Lo sfruttamento di questi minerali colloca il paese al centro della competizione geopolitica tra Stati Uniti e Cina, due potenze che hanno aumentato la loro presenza economica e strategica nella regione.
Una nuova mappa politica in America Latina
La llegada di Fujimori al potere consolida l'avanzata di governi conservatori in America Latina. Negli ultimi anni, paesi come Argentina, Cile, Costa Rica o Ecuador hanno sperimentato cambiamenti politici che hanno rafforzato il peso della centrodestra e della destra nella regione.
Questo scenario spiega la ampia rappresentanza di dirigenti conservatori durante la cerimonia di investitura e anche alcune assenze particolarmente significative. Né il presidente brasiliano, Lula da Silva, né la presidente messicana, Claudia Sheinbaum, due dei principali riferimenti della sinistra latinoamericana, sono intervenuti questo martedì all'atto celebrato a Lima.

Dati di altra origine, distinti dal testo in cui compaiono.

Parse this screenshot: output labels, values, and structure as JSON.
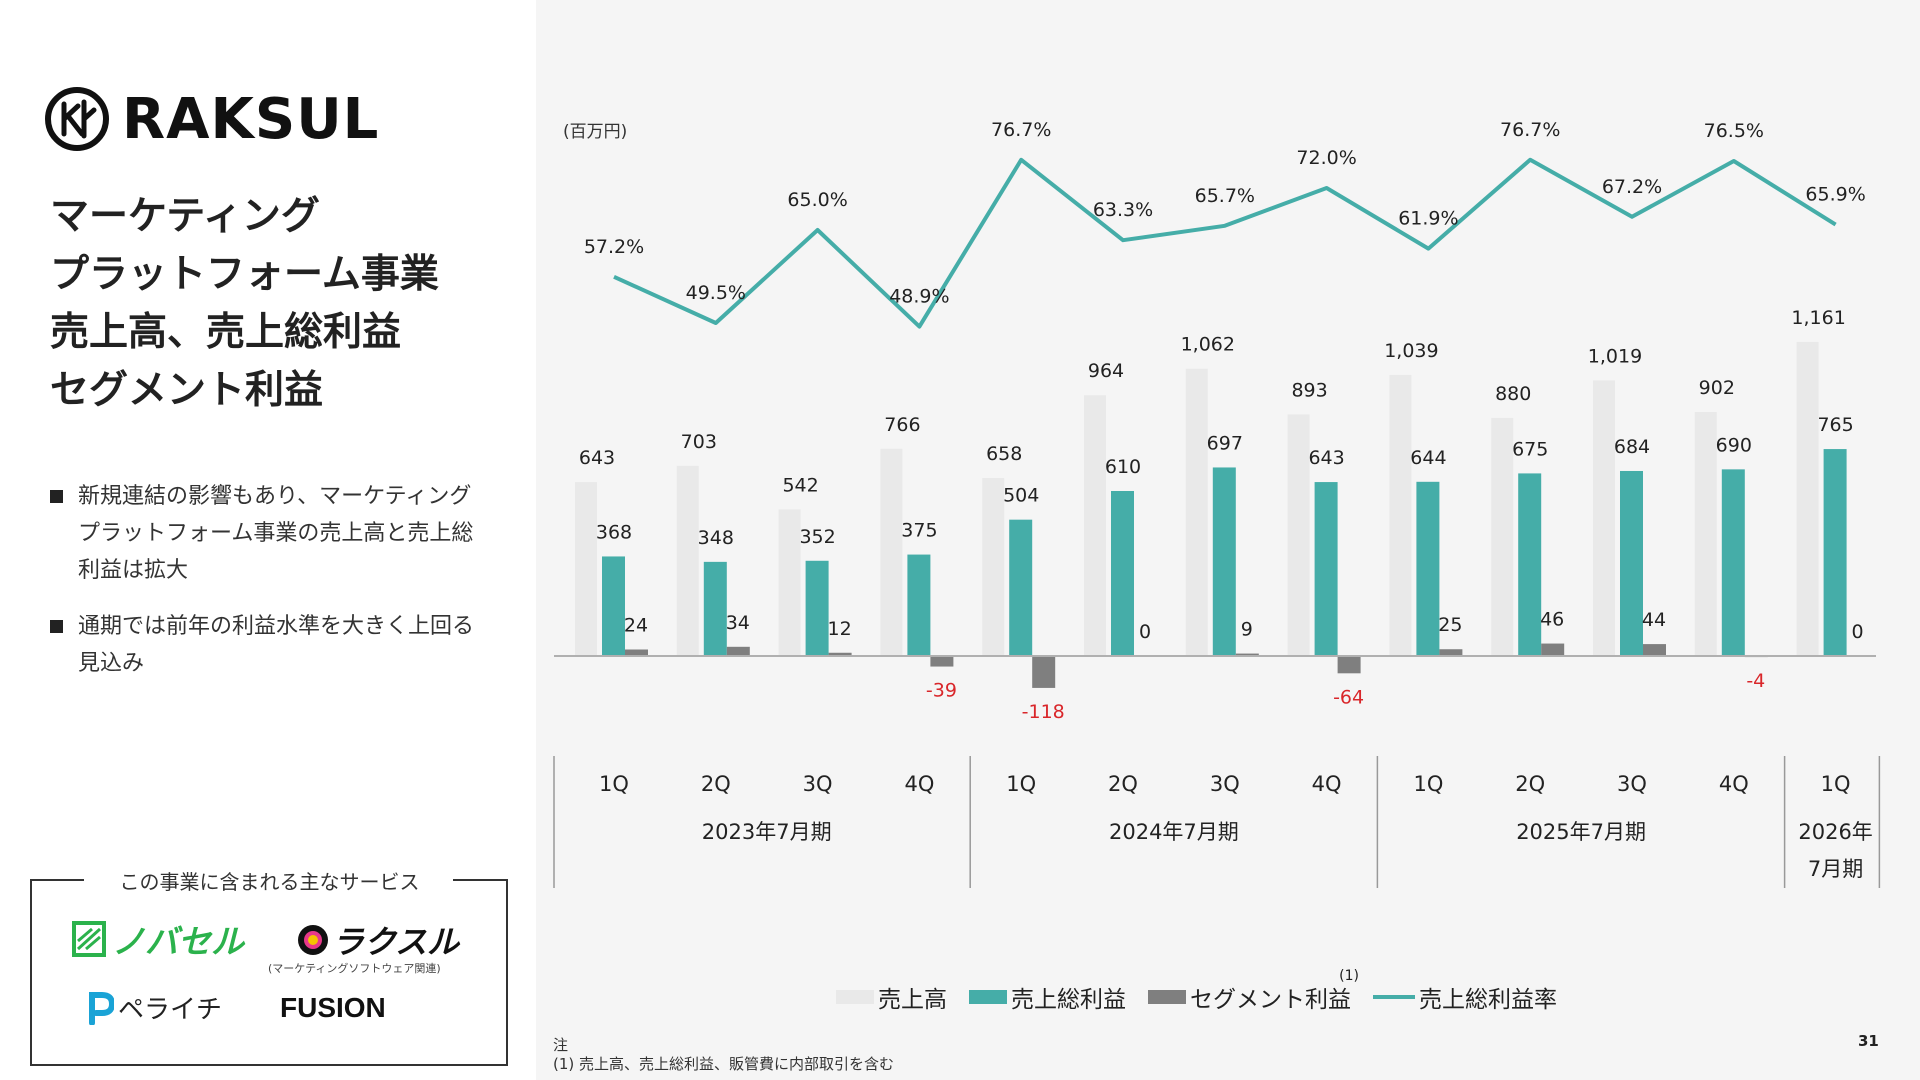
{
  "company": "RAKSUL",
  "title_lines": [
    "マーケティング",
    "プラットフォーム事業",
    "売上高、売上総利益",
    "セグメント利益"
  ],
  "bullets": [
    "新規連結の影響もあり、マーケティングプラットフォーム事業の売上高と売上総利益は拡大",
    "通期では前年の利益水準を大きく上回る見込み"
  ],
  "services": {
    "title": "この事業に含まれる主なサービス",
    "items": [
      "ノバセル",
      "ラクスル",
      "ペライチ",
      "FUSION"
    ],
    "raksul_note": "(マーケティングソフトウェア関連)"
  },
  "unit": "(百万円)",
  "legend": {
    "sales": "売上高",
    "gross_profit": "売上総利益",
    "segment_profit": "セグメント利益",
    "note_mark": "(1)",
    "gross_margin": "売上総利益率"
  },
  "note": {
    "head": "注",
    "text": "(1) 売上高、売上総利益、販管費に内部取引を含む"
  },
  "page_number": "31",
  "colors": {
    "sales": "#e9e9e9",
    "gross_profit": "#45ada8",
    "segment_profit": "#7f7f7f",
    "margin_line": "#45ada8",
    "negative_label": "#d9262a"
  },
  "chart_data": {
    "type": "bar",
    "title": "マーケティングプラットフォーム事業 売上高、売上総利益、セグメント利益",
    "ylabel": "(百万円)",
    "categories": [
      "1Q",
      "2Q",
      "3Q",
      "4Q",
      "1Q",
      "2Q",
      "3Q",
      "4Q",
      "1Q",
      "2Q",
      "3Q",
      "4Q",
      "1Q"
    ],
    "fiscal_years": [
      {
        "label": "2023年7月期",
        "quarters": 4
      },
      {
        "label": "2024年7月期",
        "quarters": 4
      },
      {
        "label": "2025年7月期",
        "quarters": 4
      },
      {
        "label": "2026年7月期",
        "label_lines": [
          "2026年",
          "7月期"
        ],
        "quarters": 1
      }
    ],
    "series": [
      {
        "name": "売上高",
        "type": "bar",
        "values": [
          643,
          703,
          542,
          766,
          658,
          964,
          1062,
          893,
          1039,
          880,
          1019,
          902,
          1161
        ],
        "labels": [
          "643",
          "703",
          "542",
          "766",
          "658",
          "964",
          "1,062",
          "893",
          "1,039",
          "880",
          "1,019",
          "902",
          "1,161"
        ]
      },
      {
        "name": "売上総利益",
        "type": "bar",
        "values": [
          368,
          348,
          352,
          375,
          504,
          610,
          697,
          643,
          644,
          675,
          684,
          690,
          765
        ],
        "labels": [
          "368",
          "348",
          "352",
          "375",
          "504",
          "610",
          "697",
          "643",
          "644",
          "675",
          "684",
          "690",
          "765"
        ]
      },
      {
        "name": "セグメント利益",
        "type": "bar",
        "values": [
          24,
          34,
          12,
          -39,
          -118,
          0,
          9,
          -64,
          25,
          46,
          44,
          -4,
          0
        ],
        "labels": [
          "24",
          "34",
          "12",
          "-39",
          "-118",
          "0",
          "9",
          "-64",
          "25",
          "46",
          "44",
          "-4",
          "0"
        ]
      },
      {
        "name": "売上総利益率",
        "type": "line",
        "unit": "%",
        "values": [
          57.2,
          49.5,
          65.0,
          48.9,
          76.7,
          63.3,
          65.7,
          72.0,
          61.9,
          76.7,
          67.2,
          76.5,
          65.9
        ],
        "labels": [
          "57.2%",
          "49.5%",
          "65.0%",
          "48.9%",
          "76.7%",
          "63.3%",
          "65.7%",
          "72.0%",
          "61.9%",
          "76.7%",
          "67.2%",
          "76.5%",
          "65.9%"
        ]
      }
    ],
    "legend_position": "bottom"
  }
}
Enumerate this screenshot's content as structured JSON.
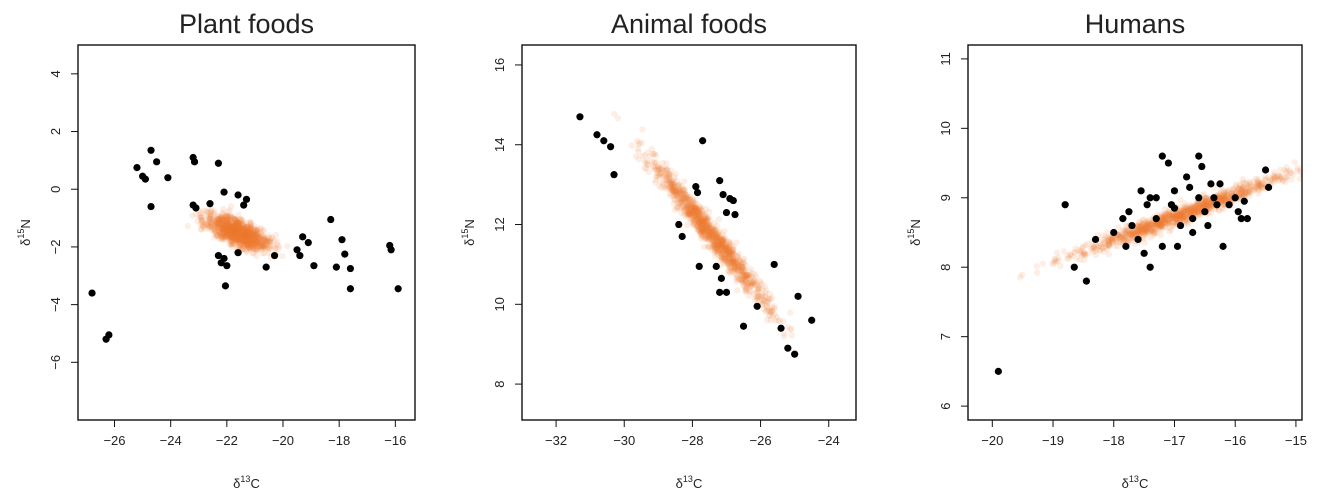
{
  "chart_data": [
    {
      "type": "scatter",
      "title": "Plant foods",
      "xlabel": {
        "prefix": "δ",
        "sup": "13",
        "suffix": "C"
      },
      "ylabel": {
        "prefix": "δ",
        "sup": "15",
        "suffix": "N"
      },
      "xlim": [
        -27.3,
        -15.3
      ],
      "ylim": [
        -8.0,
        5.0
      ],
      "xticks": [
        -26,
        -24,
        -22,
        -20,
        -18,
        -16
      ],
      "yticks": [
        -6,
        -4,
        -2,
        0,
        2,
        4
      ],
      "grid": false,
      "cloud": {
        "center": [
          -21.6,
          -1.5
        ],
        "spread": [
          0.55,
          0.22
        ],
        "slope": -0.35,
        "color": "#f07a35"
      },
      "series": [
        {
          "color": "#000000",
          "points": [
            [
              -26.8,
              -3.6
            ],
            [
              -26.3,
              -5.2
            ],
            [
              -26.2,
              -5.05
            ],
            [
              -25.2,
              0.75
            ],
            [
              -25.0,
              0.45
            ],
            [
              -24.9,
              0.35
            ],
            [
              -24.7,
              1.35
            ],
            [
              -24.5,
              0.95
            ],
            [
              -24.1,
              0.4
            ],
            [
              -24.7,
              -0.6
            ],
            [
              -23.2,
              1.1
            ],
            [
              -23.15,
              0.95
            ],
            [
              -23.2,
              -0.55
            ],
            [
              -23.1,
              -0.65
            ],
            [
              -22.6,
              -0.5
            ],
            [
              -22.3,
              0.9
            ],
            [
              -22.1,
              -0.1
            ],
            [
              -21.6,
              -0.2
            ],
            [
              -21.3,
              -0.35
            ],
            [
              -21.4,
              -0.55
            ],
            [
              -22.3,
              -2.3
            ],
            [
              -22.1,
              -2.4
            ],
            [
              -22.2,
              -2.55
            ],
            [
              -22.0,
              -2.65
            ],
            [
              -22.05,
              -3.35
            ],
            [
              -21.6,
              -2.2
            ],
            [
              -20.6,
              -2.7
            ],
            [
              -20.3,
              -2.3
            ],
            [
              -19.5,
              -2.1
            ],
            [
              -19.4,
              -2.3
            ],
            [
              -19.3,
              -1.65
            ],
            [
              -19.1,
              -1.85
            ],
            [
              -18.9,
              -2.65
            ],
            [
              -18.3,
              -1.05
            ],
            [
              -18.1,
              -2.7
            ],
            [
              -17.9,
              -1.75
            ],
            [
              -17.8,
              -2.25
            ],
            [
              -17.6,
              -2.75
            ],
            [
              -17.6,
              -3.45
            ],
            [
              -16.2,
              -1.95
            ],
            [
              -16.15,
              -2.1
            ],
            [
              -15.9,
              -3.45
            ]
          ]
        }
      ]
    },
    {
      "type": "scatter",
      "title": "Animal foods",
      "xlabel": {
        "prefix": "δ",
        "sup": "13",
        "suffix": "C"
      },
      "ylabel": {
        "prefix": "δ",
        "sup": "15",
        "suffix": "N"
      },
      "xlim": [
        -33.0,
        -23.2
      ],
      "ylim": [
        7.1,
        16.5
      ],
      "xticks": [
        -32,
        -30,
        -28,
        -26,
        -24
      ],
      "yticks": [
        8,
        10,
        12,
        14,
        16
      ],
      "grid": false,
      "cloud": {
        "center": [
          -27.5,
          11.8
        ],
        "spread": [
          0.85,
          0.18
        ],
        "slope": -1.05,
        "color": "#f07a35"
      },
      "series": [
        {
          "color": "#000000",
          "points": [
            [
              -31.3,
              14.7
            ],
            [
              -30.8,
              14.25
            ],
            [
              -30.6,
              14.1
            ],
            [
              -30.4,
              13.95
            ],
            [
              -30.3,
              13.25
            ],
            [
              -28.4,
              12.0
            ],
            [
              -28.3,
              11.7
            ],
            [
              -27.9,
              12.95
            ],
            [
              -27.85,
              12.8
            ],
            [
              -27.7,
              14.1
            ],
            [
              -27.2,
              13.1
            ],
            [
              -27.1,
              12.75
            ],
            [
              -26.9,
              12.65
            ],
            [
              -26.8,
              12.6
            ],
            [
              -27.0,
              12.3
            ],
            [
              -26.75,
              12.25
            ],
            [
              -27.8,
              10.95
            ],
            [
              -27.3,
              10.95
            ],
            [
              -27.2,
              10.3
            ],
            [
              -27.0,
              10.3
            ],
            [
              -27.15,
              10.65
            ],
            [
              -26.5,
              9.45
            ],
            [
              -26.1,
              9.95
            ],
            [
              -25.6,
              11.0
            ],
            [
              -25.4,
              9.4
            ],
            [
              -25.2,
              8.9
            ],
            [
              -25.0,
              8.75
            ],
            [
              -24.9,
              10.2
            ],
            [
              -24.5,
              9.6
            ]
          ]
        }
      ]
    },
    {
      "type": "scatter",
      "title": "Humans",
      "xlabel": {
        "prefix": "δ",
        "sup": "13",
        "suffix": "C"
      },
      "ylabel": {
        "prefix": "δ",
        "sup": "15",
        "suffix": "N"
      },
      "xlim": [
        -20.4,
        -14.9
      ],
      "ylim": [
        5.8,
        11.2
      ],
      "xticks": [
        -20,
        -19,
        -18,
        -17,
        -16,
        -15
      ],
      "yticks": [
        6,
        7,
        8,
        9,
        10,
        11
      ],
      "grid": false,
      "cloud": {
        "center": [
          -16.9,
          8.75
        ],
        "spread": [
          0.85,
          0.06
        ],
        "slope": 0.33,
        "color": "#f07a35"
      },
      "series": [
        {
          "color": "#000000",
          "points": [
            [
              -19.9,
              6.5
            ],
            [
              -18.8,
              8.9
            ],
            [
              -18.65,
              8.0
            ],
            [
              -18.45,
              7.8
            ],
            [
              -18.3,
              8.4
            ],
            [
              -18.0,
              8.5
            ],
            [
              -17.8,
              8.3
            ],
            [
              -17.85,
              8.7
            ],
            [
              -17.75,
              8.8
            ],
            [
              -17.7,
              8.6
            ],
            [
              -17.6,
              8.4
            ],
            [
              -17.5,
              8.2
            ],
            [
              -17.55,
              9.1
            ],
            [
              -17.45,
              8.9
            ],
            [
              -17.4,
              9.0
            ],
            [
              -17.3,
              9.0
            ],
            [
              -17.3,
              8.7
            ],
            [
              -17.2,
              8.3
            ],
            [
              -17.4,
              8.0
            ],
            [
              -17.2,
              9.6
            ],
            [
              -17.1,
              9.5
            ],
            [
              -17.05,
              8.9
            ],
            [
              -17.0,
              9.1
            ],
            [
              -17.0,
              8.85
            ],
            [
              -16.9,
              8.6
            ],
            [
              -16.95,
              8.3
            ],
            [
              -16.8,
              9.3
            ],
            [
              -16.75,
              9.15
            ],
            [
              -16.7,
              8.7
            ],
            [
              -16.7,
              8.5
            ],
            [
              -16.6,
              9.6
            ],
            [
              -16.55,
              9.45
            ],
            [
              -16.6,
              9.0
            ],
            [
              -16.5,
              8.8
            ],
            [
              -16.45,
              8.6
            ],
            [
              -16.4,
              9.2
            ],
            [
              -16.35,
              9.0
            ],
            [
              -16.3,
              8.9
            ],
            [
              -16.25,
              9.2
            ],
            [
              -16.2,
              8.3
            ],
            [
              -16.1,
              8.9
            ],
            [
              -16.0,
              9.0
            ],
            [
              -15.95,
              8.8
            ],
            [
              -15.9,
              8.7
            ],
            [
              -15.85,
              8.95
            ],
            [
              -15.8,
              8.7
            ],
            [
              -15.5,
              9.4
            ],
            [
              -15.45,
              9.15
            ]
          ]
        }
      ]
    }
  ]
}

La Spagna mantiene una relazione strategica con il Perù
La llegada di Keiko Fujimori alla Presidenza ha anche implicazioni per la Spagna. Il Perù costituisce uno dei principali partner politici ed economici spagnoli in America Latina. Più di 400.000 cittadini peruviani risiedono attualmente in Spagna, mentre le aziende spagnole mantengono una importante presenza in settori come la banca, le telecomunicazioni, l'energia, le infrastrutture e i servizi.
La Spagna è inoltre il primo investitore europeo in Perù, una relazione economica che prevedibilmente continuerà a essere una delle priorità di entrambi i governi.